We have all seen the internet memes and questions asking you to use PEMDAS to solve the question or riddle. I watched a friend of mine doing homework with her little one, and he kept questioning, ‘yes, but who said we must do it like this?” Yes, exactly; who said we must do it like this?

For those of us that went to school in the pre-PEMDAS era, this is just a shorthand for the order of operations in math. It is the same thing as BEDMAS, BODMAS or GEMDAS. It tells you what to do first:
- PBG – Parentheses/Brackets/Grouping
- E – Exponent
- M/D/M –multiplication/division
- A/S – Addition/Subtraction

Here is the mind-bender: It is not so much as PEMDAS being correct, as about PEMDAS being the standard. In South Africa, we drive on the left side of the road.

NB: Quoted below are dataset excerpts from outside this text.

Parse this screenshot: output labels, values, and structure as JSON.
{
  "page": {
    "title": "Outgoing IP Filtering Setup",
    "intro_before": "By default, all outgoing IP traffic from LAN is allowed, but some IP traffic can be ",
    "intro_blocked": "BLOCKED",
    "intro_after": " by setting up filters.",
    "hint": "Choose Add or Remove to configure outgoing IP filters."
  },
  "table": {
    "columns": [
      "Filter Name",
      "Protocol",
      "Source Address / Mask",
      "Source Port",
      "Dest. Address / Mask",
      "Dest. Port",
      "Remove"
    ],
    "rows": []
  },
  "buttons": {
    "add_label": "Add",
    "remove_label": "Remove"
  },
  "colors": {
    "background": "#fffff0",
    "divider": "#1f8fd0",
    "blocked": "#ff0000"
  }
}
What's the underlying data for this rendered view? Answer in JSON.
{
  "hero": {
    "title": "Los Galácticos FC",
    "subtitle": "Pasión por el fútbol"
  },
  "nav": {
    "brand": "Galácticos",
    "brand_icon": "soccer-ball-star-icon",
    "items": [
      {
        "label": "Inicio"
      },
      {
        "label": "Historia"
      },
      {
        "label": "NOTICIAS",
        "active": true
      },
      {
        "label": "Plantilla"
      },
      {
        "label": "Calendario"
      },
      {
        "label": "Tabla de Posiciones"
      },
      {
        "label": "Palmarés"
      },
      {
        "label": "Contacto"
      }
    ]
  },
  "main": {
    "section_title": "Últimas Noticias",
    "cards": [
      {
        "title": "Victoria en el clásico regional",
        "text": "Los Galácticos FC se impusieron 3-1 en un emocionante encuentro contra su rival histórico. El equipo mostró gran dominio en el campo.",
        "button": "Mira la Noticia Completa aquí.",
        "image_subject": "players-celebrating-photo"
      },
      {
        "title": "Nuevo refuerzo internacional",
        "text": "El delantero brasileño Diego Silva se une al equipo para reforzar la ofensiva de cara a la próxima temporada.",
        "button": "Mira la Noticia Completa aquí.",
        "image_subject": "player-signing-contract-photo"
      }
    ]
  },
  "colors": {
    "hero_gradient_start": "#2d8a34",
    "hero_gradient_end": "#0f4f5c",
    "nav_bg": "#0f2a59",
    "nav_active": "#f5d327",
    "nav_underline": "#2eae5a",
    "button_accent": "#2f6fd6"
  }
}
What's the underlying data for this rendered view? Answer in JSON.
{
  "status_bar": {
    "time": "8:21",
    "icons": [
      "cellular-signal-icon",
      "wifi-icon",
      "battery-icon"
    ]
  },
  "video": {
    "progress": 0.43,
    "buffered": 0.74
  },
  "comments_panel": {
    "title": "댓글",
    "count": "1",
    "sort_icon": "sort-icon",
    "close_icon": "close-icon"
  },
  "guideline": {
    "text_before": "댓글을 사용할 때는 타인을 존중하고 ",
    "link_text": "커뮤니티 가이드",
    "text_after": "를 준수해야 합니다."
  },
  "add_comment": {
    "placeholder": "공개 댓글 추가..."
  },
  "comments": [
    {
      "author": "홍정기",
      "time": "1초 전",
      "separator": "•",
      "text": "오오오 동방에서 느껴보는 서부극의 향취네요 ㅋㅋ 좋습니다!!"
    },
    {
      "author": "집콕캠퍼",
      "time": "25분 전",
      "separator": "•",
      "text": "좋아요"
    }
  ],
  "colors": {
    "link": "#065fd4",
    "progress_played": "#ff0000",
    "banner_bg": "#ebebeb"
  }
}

There isn’t a right or wrong side of the road to drive on, but you can imagine what would happen if we didn’t set a standard.
Think of it as the language of math – so everybody that ‘speaks’ math speak the same language, and we understand one another. We are all consistently describing the concept. (Do not confuse this with math the concept. The latter is true no matter what, and we are making discoveries every day.) This way, we all understand the equations, regardless of where in the world we live.

So yes, in the 1600s, some mathematicians got together and said this is the order to solve an equation in and it became the standard (also called the convention). We don’t need to prove a convention to be correct; we just need it to be generally accepted as the convention.